Preserving raw counts and layers#
Call store_raw_counts early (after loading and QC, before HVG or
normalization). It writes the current .X to layers["counts"] and copies
the original spliced/unspliced layers. These survive later subsetting and
provide the correct background for enrichment and count-based DE.
The default save_raw=False avoids populating adata.raw.
After HVG-based visualization on a copy, restore or use the preserved layers
for full-gene DE, active scoring, or enrichment (pass adata= to
run_enrichment or run_kegg to use the stored gene list as background).

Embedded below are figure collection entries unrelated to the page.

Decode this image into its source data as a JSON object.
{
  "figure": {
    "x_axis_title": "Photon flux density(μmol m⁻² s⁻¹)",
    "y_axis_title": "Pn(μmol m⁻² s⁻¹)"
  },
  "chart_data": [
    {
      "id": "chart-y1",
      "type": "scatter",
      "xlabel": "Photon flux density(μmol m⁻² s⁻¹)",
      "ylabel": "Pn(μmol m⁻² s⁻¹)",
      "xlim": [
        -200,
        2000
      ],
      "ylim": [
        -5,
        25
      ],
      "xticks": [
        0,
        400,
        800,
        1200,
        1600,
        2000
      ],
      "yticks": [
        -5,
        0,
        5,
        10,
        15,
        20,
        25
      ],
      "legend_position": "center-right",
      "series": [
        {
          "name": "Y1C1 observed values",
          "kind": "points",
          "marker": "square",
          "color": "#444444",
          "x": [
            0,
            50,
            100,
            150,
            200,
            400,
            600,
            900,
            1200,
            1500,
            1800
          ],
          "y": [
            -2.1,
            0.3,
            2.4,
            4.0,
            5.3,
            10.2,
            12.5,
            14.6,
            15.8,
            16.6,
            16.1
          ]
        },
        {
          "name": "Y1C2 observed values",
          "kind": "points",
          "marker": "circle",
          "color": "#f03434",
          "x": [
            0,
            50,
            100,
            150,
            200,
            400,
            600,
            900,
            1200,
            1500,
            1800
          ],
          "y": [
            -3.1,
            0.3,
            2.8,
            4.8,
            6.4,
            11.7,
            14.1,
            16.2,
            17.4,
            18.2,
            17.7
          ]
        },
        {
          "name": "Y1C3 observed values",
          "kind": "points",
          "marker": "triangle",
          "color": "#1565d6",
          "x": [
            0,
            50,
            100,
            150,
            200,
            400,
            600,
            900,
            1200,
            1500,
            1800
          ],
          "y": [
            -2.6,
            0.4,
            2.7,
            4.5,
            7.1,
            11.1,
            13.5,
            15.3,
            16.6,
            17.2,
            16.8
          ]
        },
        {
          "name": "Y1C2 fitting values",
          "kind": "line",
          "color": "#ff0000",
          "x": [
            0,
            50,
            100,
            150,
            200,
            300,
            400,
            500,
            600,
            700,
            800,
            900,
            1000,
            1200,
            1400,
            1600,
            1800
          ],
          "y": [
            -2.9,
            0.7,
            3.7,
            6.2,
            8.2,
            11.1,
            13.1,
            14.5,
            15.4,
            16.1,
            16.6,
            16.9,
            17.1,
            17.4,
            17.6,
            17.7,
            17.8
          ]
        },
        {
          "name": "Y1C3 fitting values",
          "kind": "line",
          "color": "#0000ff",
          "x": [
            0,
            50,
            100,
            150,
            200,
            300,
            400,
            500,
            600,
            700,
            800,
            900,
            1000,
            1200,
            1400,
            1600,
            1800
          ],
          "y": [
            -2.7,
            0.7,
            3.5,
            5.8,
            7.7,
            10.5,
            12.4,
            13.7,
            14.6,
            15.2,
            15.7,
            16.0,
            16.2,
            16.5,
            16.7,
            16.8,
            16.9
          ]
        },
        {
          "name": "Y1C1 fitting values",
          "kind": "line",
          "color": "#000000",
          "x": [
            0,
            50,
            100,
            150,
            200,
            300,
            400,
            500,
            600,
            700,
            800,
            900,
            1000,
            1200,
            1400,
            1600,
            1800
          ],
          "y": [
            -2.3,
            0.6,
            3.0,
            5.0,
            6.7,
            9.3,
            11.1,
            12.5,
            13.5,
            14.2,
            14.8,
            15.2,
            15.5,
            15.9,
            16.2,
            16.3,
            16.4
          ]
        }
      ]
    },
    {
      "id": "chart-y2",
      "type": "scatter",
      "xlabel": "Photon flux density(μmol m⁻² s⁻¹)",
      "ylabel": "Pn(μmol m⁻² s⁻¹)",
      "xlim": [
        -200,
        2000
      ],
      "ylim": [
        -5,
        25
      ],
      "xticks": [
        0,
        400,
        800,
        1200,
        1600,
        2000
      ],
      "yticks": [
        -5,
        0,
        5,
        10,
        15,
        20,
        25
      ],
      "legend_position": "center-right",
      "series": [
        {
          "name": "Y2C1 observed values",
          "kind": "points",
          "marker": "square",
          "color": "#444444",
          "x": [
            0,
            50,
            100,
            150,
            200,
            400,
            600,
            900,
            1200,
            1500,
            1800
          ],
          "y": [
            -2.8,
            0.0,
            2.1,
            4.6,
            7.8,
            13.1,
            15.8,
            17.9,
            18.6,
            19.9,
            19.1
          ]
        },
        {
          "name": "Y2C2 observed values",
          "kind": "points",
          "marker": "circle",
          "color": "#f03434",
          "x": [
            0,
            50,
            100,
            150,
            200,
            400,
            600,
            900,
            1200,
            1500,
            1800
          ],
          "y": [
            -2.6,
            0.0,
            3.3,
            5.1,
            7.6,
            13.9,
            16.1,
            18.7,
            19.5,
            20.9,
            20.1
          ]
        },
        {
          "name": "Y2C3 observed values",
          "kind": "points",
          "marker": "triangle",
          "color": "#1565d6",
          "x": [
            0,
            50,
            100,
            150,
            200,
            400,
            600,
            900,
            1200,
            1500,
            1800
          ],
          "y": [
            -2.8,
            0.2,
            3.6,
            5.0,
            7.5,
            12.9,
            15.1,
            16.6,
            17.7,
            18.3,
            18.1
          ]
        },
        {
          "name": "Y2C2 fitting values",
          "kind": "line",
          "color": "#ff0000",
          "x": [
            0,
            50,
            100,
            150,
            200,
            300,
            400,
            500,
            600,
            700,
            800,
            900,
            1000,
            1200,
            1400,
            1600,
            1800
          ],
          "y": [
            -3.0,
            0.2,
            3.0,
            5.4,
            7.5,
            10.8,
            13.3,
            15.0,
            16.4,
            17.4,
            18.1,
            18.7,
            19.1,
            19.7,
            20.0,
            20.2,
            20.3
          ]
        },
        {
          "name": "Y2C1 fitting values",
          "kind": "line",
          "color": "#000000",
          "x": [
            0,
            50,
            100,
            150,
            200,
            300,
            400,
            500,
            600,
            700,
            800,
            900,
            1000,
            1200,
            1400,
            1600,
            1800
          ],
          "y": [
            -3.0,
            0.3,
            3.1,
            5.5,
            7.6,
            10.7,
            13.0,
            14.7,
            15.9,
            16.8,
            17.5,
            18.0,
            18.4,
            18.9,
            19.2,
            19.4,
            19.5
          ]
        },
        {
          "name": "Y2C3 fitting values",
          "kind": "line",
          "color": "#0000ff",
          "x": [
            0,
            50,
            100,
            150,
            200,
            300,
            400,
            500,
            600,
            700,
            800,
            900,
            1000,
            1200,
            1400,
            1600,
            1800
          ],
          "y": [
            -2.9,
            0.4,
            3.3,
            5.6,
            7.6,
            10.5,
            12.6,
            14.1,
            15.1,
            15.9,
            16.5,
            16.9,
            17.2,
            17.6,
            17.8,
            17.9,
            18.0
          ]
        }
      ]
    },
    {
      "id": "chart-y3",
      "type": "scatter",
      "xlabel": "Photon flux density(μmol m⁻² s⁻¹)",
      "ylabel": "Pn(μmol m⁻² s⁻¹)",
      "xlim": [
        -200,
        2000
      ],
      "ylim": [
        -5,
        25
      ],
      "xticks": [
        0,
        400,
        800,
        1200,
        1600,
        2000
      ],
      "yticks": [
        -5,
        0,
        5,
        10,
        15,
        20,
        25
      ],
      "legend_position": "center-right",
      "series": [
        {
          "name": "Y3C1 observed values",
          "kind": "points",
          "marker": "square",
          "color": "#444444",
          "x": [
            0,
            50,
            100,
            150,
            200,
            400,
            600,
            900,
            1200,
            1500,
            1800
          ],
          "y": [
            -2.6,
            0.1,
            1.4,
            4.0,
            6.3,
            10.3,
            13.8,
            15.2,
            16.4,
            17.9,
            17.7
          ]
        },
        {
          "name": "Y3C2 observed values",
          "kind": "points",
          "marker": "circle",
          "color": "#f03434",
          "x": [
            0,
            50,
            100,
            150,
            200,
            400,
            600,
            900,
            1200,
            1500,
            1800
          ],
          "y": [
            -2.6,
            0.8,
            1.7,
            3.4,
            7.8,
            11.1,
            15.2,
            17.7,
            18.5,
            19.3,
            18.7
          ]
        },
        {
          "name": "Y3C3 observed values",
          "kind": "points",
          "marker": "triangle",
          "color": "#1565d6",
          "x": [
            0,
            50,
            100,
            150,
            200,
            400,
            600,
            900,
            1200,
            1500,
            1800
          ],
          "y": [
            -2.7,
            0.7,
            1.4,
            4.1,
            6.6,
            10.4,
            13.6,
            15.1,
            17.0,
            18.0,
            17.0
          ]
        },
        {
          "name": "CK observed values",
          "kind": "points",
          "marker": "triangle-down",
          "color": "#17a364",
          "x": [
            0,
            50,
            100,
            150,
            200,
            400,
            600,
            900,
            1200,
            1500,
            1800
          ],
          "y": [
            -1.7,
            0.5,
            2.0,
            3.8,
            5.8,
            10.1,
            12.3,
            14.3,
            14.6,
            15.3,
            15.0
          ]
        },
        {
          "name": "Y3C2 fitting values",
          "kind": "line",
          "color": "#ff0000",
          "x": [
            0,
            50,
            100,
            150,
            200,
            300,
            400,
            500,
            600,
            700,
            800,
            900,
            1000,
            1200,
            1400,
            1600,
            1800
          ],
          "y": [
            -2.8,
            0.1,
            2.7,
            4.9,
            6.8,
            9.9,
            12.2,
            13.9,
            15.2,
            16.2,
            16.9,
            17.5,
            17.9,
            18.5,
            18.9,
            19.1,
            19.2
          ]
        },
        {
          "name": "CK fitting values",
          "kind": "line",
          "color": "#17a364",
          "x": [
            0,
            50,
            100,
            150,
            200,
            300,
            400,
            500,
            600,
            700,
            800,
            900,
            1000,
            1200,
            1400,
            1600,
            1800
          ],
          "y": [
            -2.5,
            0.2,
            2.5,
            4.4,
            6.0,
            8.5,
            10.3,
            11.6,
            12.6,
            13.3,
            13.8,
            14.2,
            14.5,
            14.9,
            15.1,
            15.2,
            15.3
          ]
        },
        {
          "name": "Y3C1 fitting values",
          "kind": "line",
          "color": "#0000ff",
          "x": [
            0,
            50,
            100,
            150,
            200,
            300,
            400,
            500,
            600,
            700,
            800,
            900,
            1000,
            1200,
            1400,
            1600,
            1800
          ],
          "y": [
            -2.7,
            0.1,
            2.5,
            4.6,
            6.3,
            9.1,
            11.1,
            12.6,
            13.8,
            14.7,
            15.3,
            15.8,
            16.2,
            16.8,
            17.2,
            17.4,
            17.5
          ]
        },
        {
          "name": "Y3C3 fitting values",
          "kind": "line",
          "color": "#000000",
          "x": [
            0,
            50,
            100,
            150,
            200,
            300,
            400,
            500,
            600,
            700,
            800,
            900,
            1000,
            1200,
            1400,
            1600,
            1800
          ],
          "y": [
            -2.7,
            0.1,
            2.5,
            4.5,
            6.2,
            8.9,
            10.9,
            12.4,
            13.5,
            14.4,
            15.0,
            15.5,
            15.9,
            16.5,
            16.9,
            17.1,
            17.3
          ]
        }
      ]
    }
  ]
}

HVG subsetting also subsets the saved layers. This keeps velocity
calculations consistent with .X. To analyze more genes than the HVG set,
store before subsetting or operate on the unfiltered object for DE and
enrichment steps.
To restore raw counts into .X for the current gene set:
adata_raw = scat.restore_raw_counts(adata, layer="counts", inplace=False)
See Standalone Differential Expression (no velocity data required) for the no-velocity use case.